Satan souvent vers du très bon
Vient ensuite une des grosses claques de cet album, Say10. Entre feulements rauques et déchirement vocal on est face à un morceau d’une rare intensité qui, personnellement, m’a fait penser aux morceaux de ces bons vieux Pixies. Lourd. Puissant. Rock à souhait. Say10 est une immense réussite jouissive pour nos chères petites oreilles entre ses refrains simples mais entêtants et le bridge final qui clôture la chanson avant une dernière envolée. Vous verrez : vous aussi vous gueulerez gloire à Satan en l’écoutant !
On enchaine avec une composition plus posée dans la lignée de son album précédent : kill4me.

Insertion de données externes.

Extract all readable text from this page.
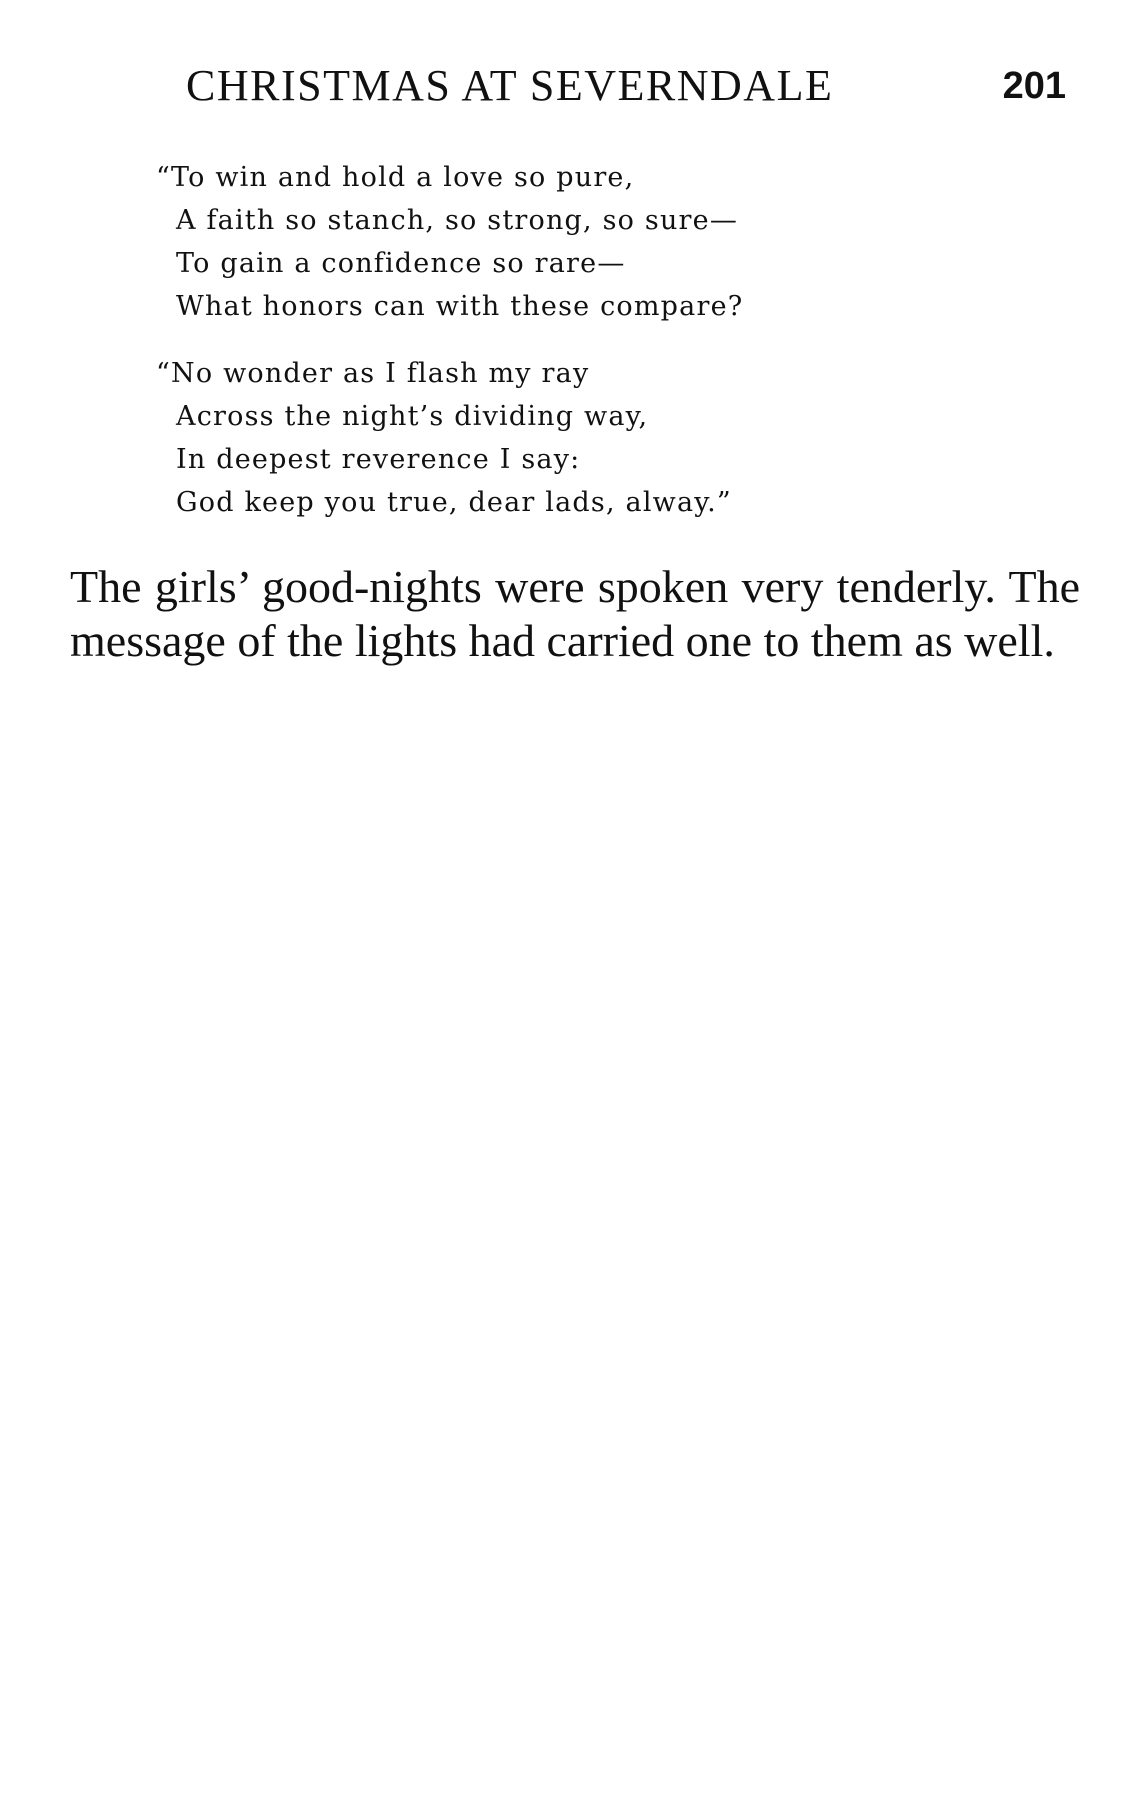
CHRISTMAS AT SEVERNDALE	201
“To win and hold a love so pure,
A faith so stanch, so strong, so sure—
To gain a confidence so rare—
What honors can with these compare?
“No wonder as I flash my ray
Across the night’s dividing way,
In deepest reverence I say:
God keep you true, dear lads, alway.”

The girls’ good-nights were spoken very tenderly. The message of the lights had carried one to them as well.
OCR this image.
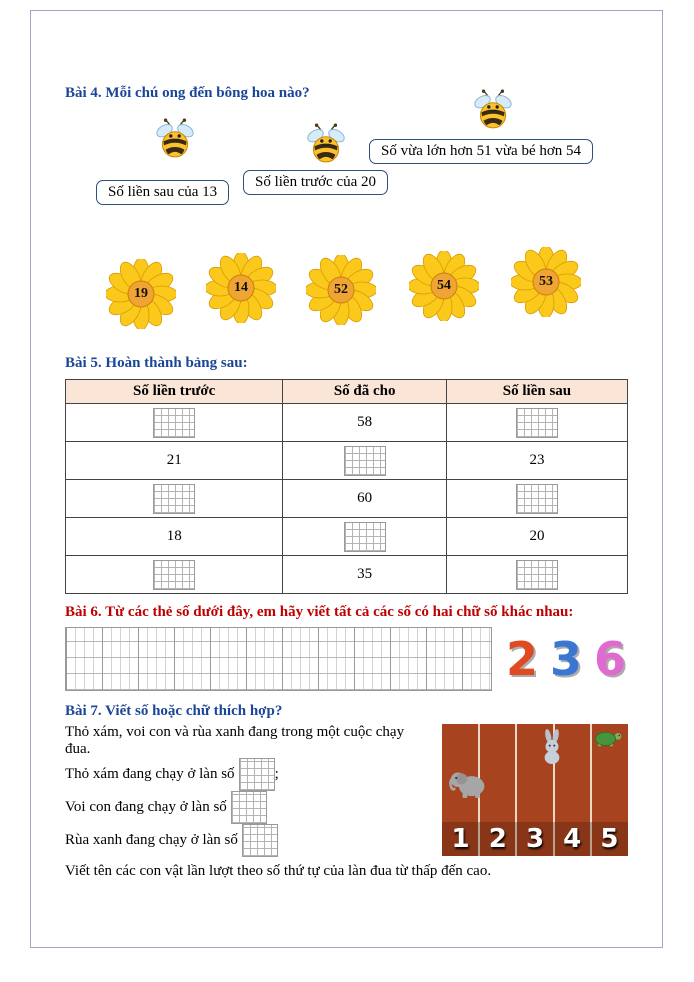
Bài 4. Mỗi chú ong đến bông hoa nào?
Số liền sau của 13
Số liền trước của 20
Số vừa lớn hơn 51 vừa bé hơn 54
19	14	52	54	53
Bài 5. Hoàn thành bảng sau:
Số liền trước	Số đã cho	Số liền sau
	58	
21		23
	60	
18		20
	35	
Bài 6. Từ các thẻ số dưới đây, em hãy viết tất cả các số có hai chữ số khác nhau:
2 3 6
Bài 7. Viết số hoặc chữ thích hợp?

Thỏ xám, voi con và rùa xanh đang trong một cuộc chạy đua.

Thỏ xám đang chạy ở làn số	;

Voi con đang chạy ở làn số

Rùa xanh đang chạy ở làn số	1 2 3 4 5

Viết tên các con vật lần lượt theo số thứ tự của làn đua từ thấp đến cao.
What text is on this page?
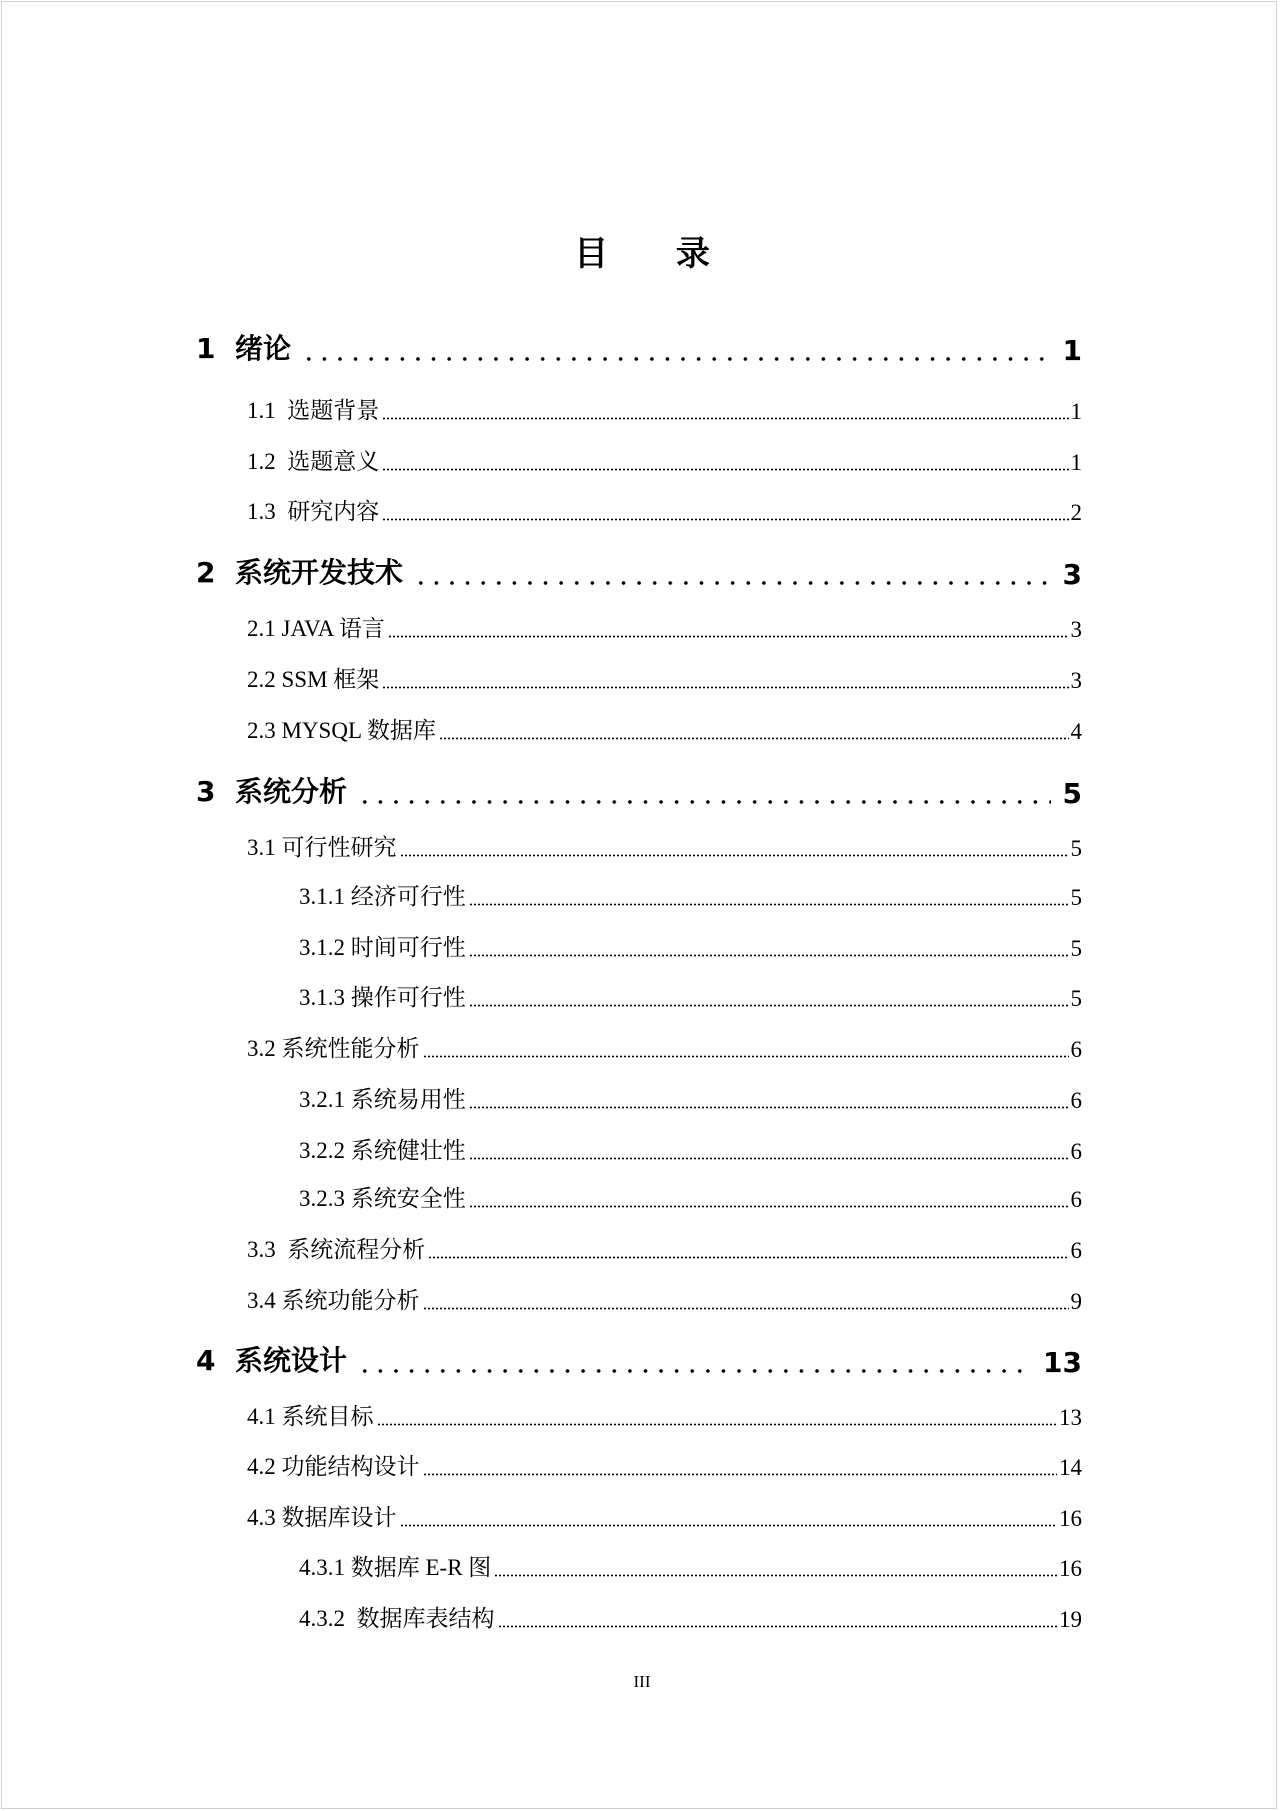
目 录
1  绪论	1
1.1  选题背景	1
1.2  选题意义	1
1.3  研究内容	2
2  系统开发技术	3
2.1 JAVA 语言	3
2.2 SSM 框架	3
2.3 MYSQL 数据库	4
3  系统分析	5
3.1 可行性研究	5
3.1.1 经济可行性	5
3.1.2 时间可行性	5
3.1.3 操作可行性	5
3.2 系统性能分析	6
3.2.1 系统易用性	6
3.2.2 系统健壮性	6
3.2.3 系统安全性	6
3.3  系统流程分析	6
3.4 系统功能分析	9
4  系统设计	13
4.1 系统目标	13
4.2 功能结构设计	14
4.3 数据库设计	16
4.3.1 数据库 E-R 图	16
4.3.2  数据库表结构	19
III
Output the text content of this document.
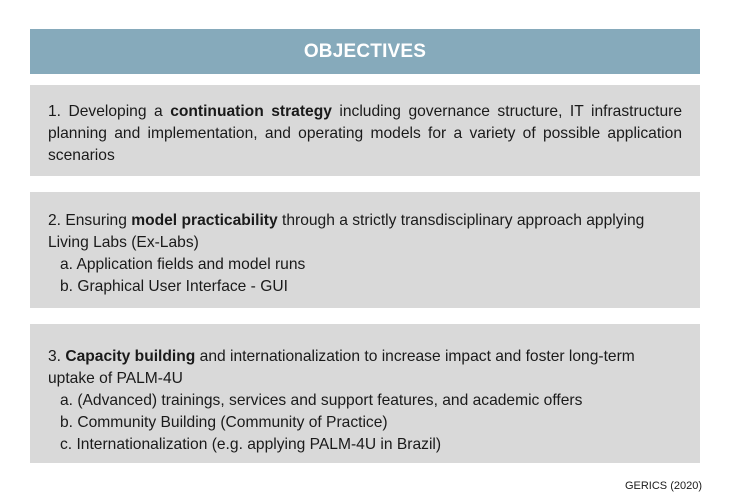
OBJECTIVES
1. Developing a continuation strategy including governance structure, IT infrastructure planning and implementation, and operating models for a variety of possible application scenarios
2. Ensuring model practicability through a strictly transdisciplinary approach applying Living Labs (Ex-Labs)
a. Application fields and model runs
b. Graphical User Interface - GUI
3. Capacity building and internationalization to increase impact and foster long-term uptake of PALM-4U
a. (Advanced) trainings, services and support features, and academic offers
b. Community Building (Community of Practice)
c. Internationalization (e.g. applying PALM-4U in Brazil)
GERICS (2020)
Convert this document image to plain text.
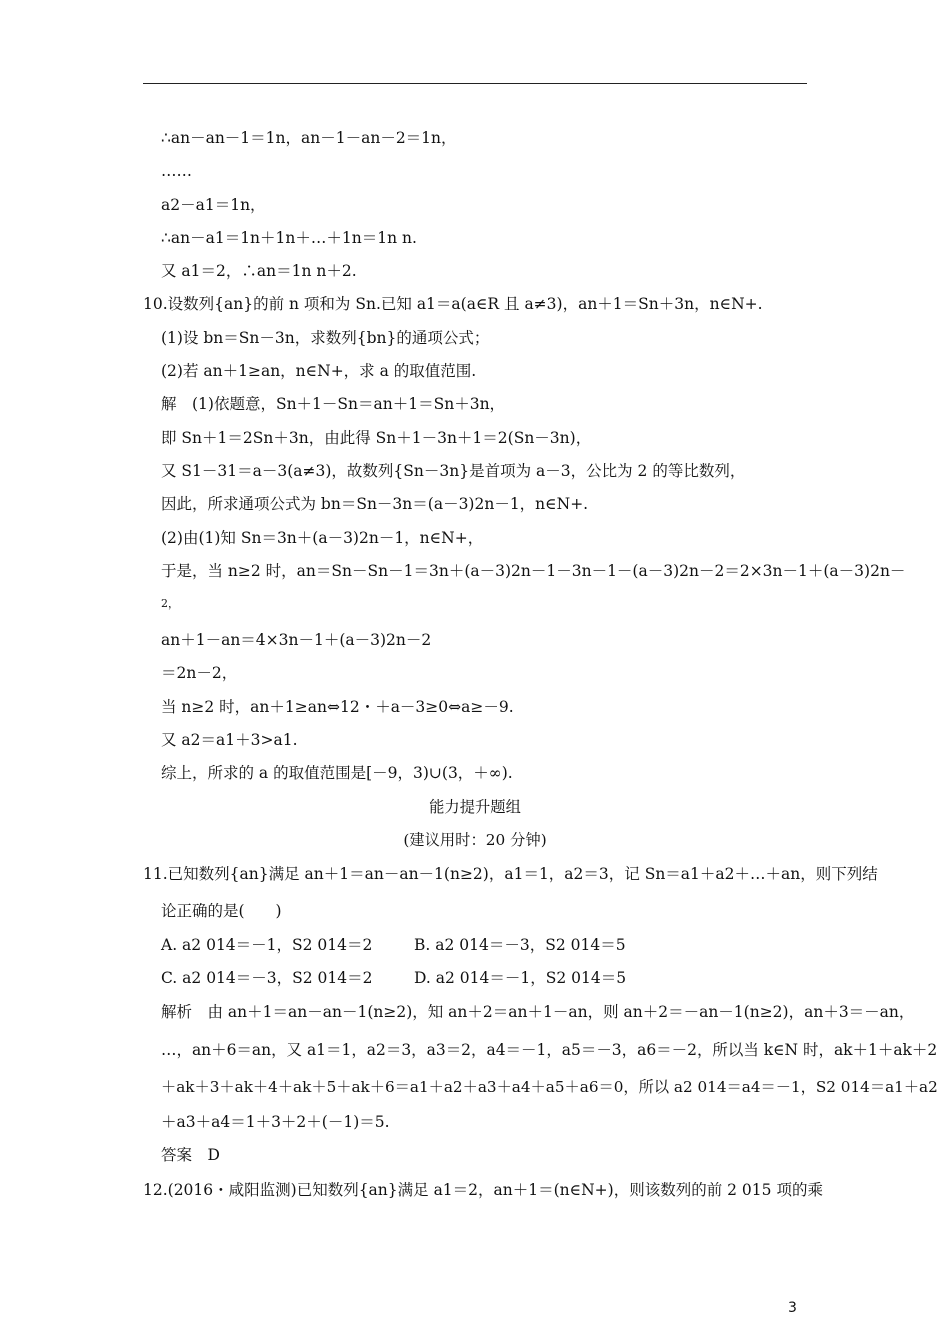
∴an－an－1＝1n，an－1－an－2＝1n，
……
a2－a1＝1n，
∴an－a1＝1n＋1n＋…＋1n＝1n n.
又 a1＝2，∴an＝1n n＋2.
10.设数列{an}的前 n 项和为 Sn.已知 a1＝a(a∈R 且 a≠3)，an＋1＝Sn＋3n，n∈N+.
(1)设 bn＝Sn－3n，求数列{bn}的通项公式；
(2)若 an＋1≥an，n∈N+，求 a 的取值范围.
解　(1)依题意，Sn＋1－Sn＝an＋1＝Sn＋3n，
即 Sn＋1＝2Sn＋3n，由此得 Sn＋1－3n＋1＝2(Sn－3n)，
又 S1－31＝a－3(a≠3)，故数列{Sn－3n}是首项为 a－3，公比为 2 的等比数列，
因此，所求通项公式为 bn＝Sn－3n＝(a－3)2n－1，n∈N+.
(2)由(1)知 Sn＝3n＋(a－3)2n－1，n∈N+，
于是，当 n≥2 时，an＝Sn－Sn－1＝3n＋(a－3)2n－1－3n－1－(a－3)2n－2＝2×3n－1＋(a－3)2n－
2，
an＋1－an＝4×3n－1＋(a－3)2n－2
＝2n－2，
当 n≥2 时，an＋1≥an⇔12・＋a－3≥0⇔a≥－9.
又 a2＝a1＋3>a1.
综上，所求的 a 的取值范围是[－9，3)∪(3，＋∞).
能力提升题组
(建议用时：20 分钟)
11.已知数列{an}满足 an＋1＝an－an－1(n≥2)，a1＝1，a2＝3，记 Sn＝a1＋a2＋…＋an，则下列结
论正确的是(　　)
A. a2 014＝－1，S2 014＝2	B. a2 014＝－3，S2 014＝5
C. a2 014＝－3，S2 014＝2	D. a2 014＝－1，S2 014＝5
解析　由 an＋1＝an－an－1(n≥2)，知 an＋2＝an＋1－an，则 an＋2＝－an－1(n≥2)，an＋3＝－an，
…，an＋6＝an，又 a1＝1，a2＝3，a3＝2，a4＝－1，a5＝－3，a6＝－2，所以当 k∈N 时，ak＋1＋ak＋2
＋ak＋3＋ak＋4＋ak＋5＋ak＋6＝a1＋a2＋a3＋a4＋a5＋a6＝0，所以 a2 014＝a4＝－1，S2 014＝a1＋a2
＋a3＋a4＝1＋3＋2＋(－1)＝5.
答案　D
12.(2016・咸阳监测)已知数列{an}满足 a1＝2，an＋1＝(n∈N+)，则该数列的前 2 015 项的乘
3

Sensuelle et calme, c’est une chanson parfaite de transition. Comme Manson l’avait expliqué : pour faire une bonne chanson il suffit d’un rythme simple et d’une mélodie entêtante, « Bonne à faire danser les stripteaseuses ».
Saturnalia, Jesus Crisis et Blood honey forment un tout compact qui mène tranquillement au clou du spectacle. De bonnes chansons pour grossir l’album, mais rien de mémorable, excepté la fin de Jesus Crisis où Manson pousse le cri de l’album. On retiendra aussi le refrain de Saturnalia « Smile like a rifle » avec toujours cette ombre d’Iggy Pop qui plane !
Enfin arrive Heaven upside down la chanson phare de l’album éponyme. C’est une balade rock classique dans laquelle Manson se révèle être d’une grande profondeur vocale (si vous en doutiez encore). Viscérale et nécessaire, Manson en a même retardé la sortie de son album pour l’incorporer au dernier moment. Et il peut en être assez fier ! Heaven upside down transporte comme pouvaient le faire les fulgurances passées du trublion grotesque. On clôt le tout avec Threats of Romance, une belle signature à un album qui en impose.
Dans la lignée du dernier album The Pale Emperor, Heaven Upside Down est une réelle réussite pour l’emblématique chanteur qui délaisse petit à petit ses côtés hardcore pour s’immerger avec brio dans le gros rock’n’roll. Violence, colère, sensualité, hymnes rocks, blues sale, voix éraillée… le temps de dix chansons, on oscille avec plaisir dans l’univers sonore du God of Fuck. Un Manson assagi, vieilli, mais un Manson définitivement diablement talentueux.